Öte yandan Vermont Senatörü Bernie Sanders, bu hamlenin Trump'ın otoriterliğinin altını çizdiğini söyledi. Sosyal medya üzerinden yaptığı açıklamada Sanders, yasadışı baskınları kınadı. Vermont Senatörü, provokasyon yapılmasını, olağanüstü hal ilan edilmesini ve askerlerin konuşlandırılmasını ‘kabul edilemez’ olarak nitelendirdi.

ABD Ulusal Muhafızları (aynı zamanda yedek ordu) genellikle Los Angeles yangınları gibi doğal afetler ve zaman zaman da sivil ayaklanmalar için, ancak genellikle yerel yetkililerin onayı ile göreve çağrılır.

Daha önce İnsan Hakları İzleme Örgütü'nün (HRW) başkanlığını yapmış olan ABD'li aktivist Kenneth Ross, 1965 yılından bu yana ilk kez Ulusal Muhafızların eyalet valisinin talebi olmadan görevlendirildiğini belirtti.

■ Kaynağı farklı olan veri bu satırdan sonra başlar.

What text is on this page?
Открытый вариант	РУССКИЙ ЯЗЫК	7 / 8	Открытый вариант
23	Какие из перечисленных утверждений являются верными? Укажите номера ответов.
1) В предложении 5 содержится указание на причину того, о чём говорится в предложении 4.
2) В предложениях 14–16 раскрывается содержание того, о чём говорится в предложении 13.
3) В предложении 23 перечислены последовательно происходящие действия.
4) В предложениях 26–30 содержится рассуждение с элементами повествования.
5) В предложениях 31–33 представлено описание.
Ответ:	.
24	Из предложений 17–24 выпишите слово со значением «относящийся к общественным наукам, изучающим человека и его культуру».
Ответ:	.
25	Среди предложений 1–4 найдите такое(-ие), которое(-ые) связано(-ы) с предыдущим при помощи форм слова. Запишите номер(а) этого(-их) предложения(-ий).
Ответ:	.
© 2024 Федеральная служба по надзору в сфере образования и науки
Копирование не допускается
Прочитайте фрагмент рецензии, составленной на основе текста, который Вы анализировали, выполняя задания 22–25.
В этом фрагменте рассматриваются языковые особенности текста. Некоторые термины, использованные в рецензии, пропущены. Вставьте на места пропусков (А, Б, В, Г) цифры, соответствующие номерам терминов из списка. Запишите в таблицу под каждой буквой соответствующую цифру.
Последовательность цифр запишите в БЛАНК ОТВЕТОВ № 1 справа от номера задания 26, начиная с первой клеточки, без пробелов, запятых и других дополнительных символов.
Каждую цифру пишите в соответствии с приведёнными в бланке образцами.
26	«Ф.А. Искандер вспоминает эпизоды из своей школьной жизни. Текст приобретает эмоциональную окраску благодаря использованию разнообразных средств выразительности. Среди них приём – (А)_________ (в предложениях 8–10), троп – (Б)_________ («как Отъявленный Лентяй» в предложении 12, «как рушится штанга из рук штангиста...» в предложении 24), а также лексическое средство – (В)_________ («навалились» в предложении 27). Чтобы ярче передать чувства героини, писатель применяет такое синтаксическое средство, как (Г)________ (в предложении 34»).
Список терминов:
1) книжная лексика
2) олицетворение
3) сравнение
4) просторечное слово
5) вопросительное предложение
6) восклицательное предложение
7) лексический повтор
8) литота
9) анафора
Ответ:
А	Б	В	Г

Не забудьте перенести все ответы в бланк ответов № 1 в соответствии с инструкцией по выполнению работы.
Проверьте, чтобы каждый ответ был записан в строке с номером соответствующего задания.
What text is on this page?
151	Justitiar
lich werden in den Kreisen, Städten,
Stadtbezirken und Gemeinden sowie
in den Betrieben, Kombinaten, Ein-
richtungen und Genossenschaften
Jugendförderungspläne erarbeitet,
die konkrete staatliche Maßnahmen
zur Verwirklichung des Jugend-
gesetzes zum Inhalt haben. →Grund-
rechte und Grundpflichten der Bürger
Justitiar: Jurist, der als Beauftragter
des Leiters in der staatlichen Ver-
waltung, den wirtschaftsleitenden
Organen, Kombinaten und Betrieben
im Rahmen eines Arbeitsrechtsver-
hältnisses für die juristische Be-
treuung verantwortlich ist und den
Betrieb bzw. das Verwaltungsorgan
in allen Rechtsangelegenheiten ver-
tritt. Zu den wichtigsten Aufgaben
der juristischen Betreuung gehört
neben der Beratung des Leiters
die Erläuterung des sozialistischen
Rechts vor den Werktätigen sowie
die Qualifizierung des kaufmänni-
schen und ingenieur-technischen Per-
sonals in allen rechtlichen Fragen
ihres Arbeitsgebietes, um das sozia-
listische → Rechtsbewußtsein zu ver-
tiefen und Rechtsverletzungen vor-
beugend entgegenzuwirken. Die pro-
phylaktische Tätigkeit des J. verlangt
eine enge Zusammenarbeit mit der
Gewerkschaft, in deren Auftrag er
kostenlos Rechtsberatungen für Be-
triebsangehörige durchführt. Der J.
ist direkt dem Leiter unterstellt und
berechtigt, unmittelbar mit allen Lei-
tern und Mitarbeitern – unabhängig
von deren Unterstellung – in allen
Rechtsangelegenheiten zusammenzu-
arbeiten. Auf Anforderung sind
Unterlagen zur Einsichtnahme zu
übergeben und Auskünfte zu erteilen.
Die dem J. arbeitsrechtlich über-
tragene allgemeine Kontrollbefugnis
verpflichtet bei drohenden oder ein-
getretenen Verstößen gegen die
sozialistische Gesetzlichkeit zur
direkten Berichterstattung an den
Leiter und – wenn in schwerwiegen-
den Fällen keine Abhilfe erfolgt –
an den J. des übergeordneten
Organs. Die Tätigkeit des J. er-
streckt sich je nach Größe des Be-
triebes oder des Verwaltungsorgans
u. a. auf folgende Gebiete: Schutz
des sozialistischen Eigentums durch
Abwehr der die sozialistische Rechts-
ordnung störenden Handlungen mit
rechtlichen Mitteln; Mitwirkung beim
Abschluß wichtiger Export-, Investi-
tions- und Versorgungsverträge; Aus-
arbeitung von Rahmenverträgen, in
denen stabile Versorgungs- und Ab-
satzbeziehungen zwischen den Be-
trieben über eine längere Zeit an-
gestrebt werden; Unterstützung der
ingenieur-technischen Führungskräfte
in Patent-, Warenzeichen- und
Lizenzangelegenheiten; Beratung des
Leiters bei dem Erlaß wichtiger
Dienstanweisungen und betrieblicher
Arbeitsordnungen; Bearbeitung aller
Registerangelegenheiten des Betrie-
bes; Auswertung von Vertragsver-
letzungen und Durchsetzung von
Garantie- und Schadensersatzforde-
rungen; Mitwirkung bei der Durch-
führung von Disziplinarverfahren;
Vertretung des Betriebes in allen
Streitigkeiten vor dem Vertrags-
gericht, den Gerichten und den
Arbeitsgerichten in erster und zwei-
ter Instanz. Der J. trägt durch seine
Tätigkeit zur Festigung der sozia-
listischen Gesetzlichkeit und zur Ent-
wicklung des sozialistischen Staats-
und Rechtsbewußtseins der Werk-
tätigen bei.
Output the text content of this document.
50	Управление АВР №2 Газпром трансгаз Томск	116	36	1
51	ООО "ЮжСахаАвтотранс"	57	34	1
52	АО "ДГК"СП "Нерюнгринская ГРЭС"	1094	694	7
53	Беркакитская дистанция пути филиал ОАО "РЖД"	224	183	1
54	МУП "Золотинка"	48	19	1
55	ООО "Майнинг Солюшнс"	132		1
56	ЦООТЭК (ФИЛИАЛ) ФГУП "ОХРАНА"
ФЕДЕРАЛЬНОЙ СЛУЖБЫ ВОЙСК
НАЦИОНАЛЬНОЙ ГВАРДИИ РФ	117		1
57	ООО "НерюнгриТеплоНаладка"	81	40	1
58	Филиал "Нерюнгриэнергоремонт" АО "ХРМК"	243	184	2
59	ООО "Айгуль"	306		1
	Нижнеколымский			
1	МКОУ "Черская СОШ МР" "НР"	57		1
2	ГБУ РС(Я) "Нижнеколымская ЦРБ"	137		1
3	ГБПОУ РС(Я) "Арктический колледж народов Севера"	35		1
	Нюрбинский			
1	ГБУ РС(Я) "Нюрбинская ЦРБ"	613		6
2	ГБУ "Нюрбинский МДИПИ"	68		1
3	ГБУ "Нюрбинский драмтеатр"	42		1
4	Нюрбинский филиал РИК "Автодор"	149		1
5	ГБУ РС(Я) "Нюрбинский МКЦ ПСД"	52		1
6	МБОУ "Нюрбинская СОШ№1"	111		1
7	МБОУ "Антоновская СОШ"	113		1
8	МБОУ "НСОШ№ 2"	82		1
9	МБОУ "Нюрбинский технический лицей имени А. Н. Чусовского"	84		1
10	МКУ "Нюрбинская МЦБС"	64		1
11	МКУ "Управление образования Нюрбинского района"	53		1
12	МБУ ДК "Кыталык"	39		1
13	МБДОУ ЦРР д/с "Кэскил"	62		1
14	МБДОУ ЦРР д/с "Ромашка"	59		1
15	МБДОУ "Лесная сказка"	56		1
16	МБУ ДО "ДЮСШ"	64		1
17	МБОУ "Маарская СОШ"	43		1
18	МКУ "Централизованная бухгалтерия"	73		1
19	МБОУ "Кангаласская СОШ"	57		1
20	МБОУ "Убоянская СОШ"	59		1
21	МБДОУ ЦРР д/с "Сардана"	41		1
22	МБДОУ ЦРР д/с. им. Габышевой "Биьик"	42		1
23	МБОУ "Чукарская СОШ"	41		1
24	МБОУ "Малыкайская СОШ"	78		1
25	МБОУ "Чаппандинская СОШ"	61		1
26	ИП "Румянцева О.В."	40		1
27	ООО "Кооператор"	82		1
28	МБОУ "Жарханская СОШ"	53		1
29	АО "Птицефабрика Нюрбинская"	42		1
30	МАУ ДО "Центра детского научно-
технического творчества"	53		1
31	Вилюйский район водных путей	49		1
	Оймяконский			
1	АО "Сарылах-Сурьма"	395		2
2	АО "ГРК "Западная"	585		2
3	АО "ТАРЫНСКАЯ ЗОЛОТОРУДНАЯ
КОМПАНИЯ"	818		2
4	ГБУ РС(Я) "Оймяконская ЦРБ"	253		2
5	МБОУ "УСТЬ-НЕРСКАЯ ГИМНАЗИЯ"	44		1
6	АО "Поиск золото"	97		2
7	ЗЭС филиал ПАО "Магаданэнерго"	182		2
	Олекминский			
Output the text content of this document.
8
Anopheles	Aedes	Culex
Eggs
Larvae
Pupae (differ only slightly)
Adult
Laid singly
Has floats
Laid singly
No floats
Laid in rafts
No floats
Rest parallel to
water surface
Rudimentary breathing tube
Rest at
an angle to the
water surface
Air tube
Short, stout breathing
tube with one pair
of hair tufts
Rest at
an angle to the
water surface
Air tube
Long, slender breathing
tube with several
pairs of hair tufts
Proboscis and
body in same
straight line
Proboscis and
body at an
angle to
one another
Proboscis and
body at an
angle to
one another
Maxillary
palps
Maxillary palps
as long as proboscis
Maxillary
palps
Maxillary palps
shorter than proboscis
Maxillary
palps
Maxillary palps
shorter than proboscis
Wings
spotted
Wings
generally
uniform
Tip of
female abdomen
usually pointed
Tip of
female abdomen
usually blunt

Ross, BaşkanTrump'ın ‘belgesiz göçmenlere yönelik baskınları sürdürmek için şov yaptığını’ söyledi.

Silahlı ve maskeli Göçmenlik ve Gümrük Muhafaza Dairesi (ICE) görevlileri cuma günü, Los Angeles'ın çeşitli bölgelerinde baskınlar düzenleyerek öfkeli kalabalıkların toplanmasına ve saatlerce süren çatışmaların patlak vermesine yol açtı. Los Angeles’taki protesto gösterilerinin başlamasından önce CBS News tarafından yapılan bir anket, Amerikalıların küçük bir çoğunluğunun göçmen karşıtı baskıları desteklediğini ortaya koydu.

Meksika Devlet Başkanı Claudia Sheinbaum dün yaptığı açıklamada ABD’de yaşayan göçmenleri savundu. Sheinbaum, ABD’de yaşayan Meksikalıların suçlular değil, daha iyi bir hayat arayan ve ailelerini geçindirmek için gurbete giden dürüst kadınlar ve erkekler olduğunu söyledi.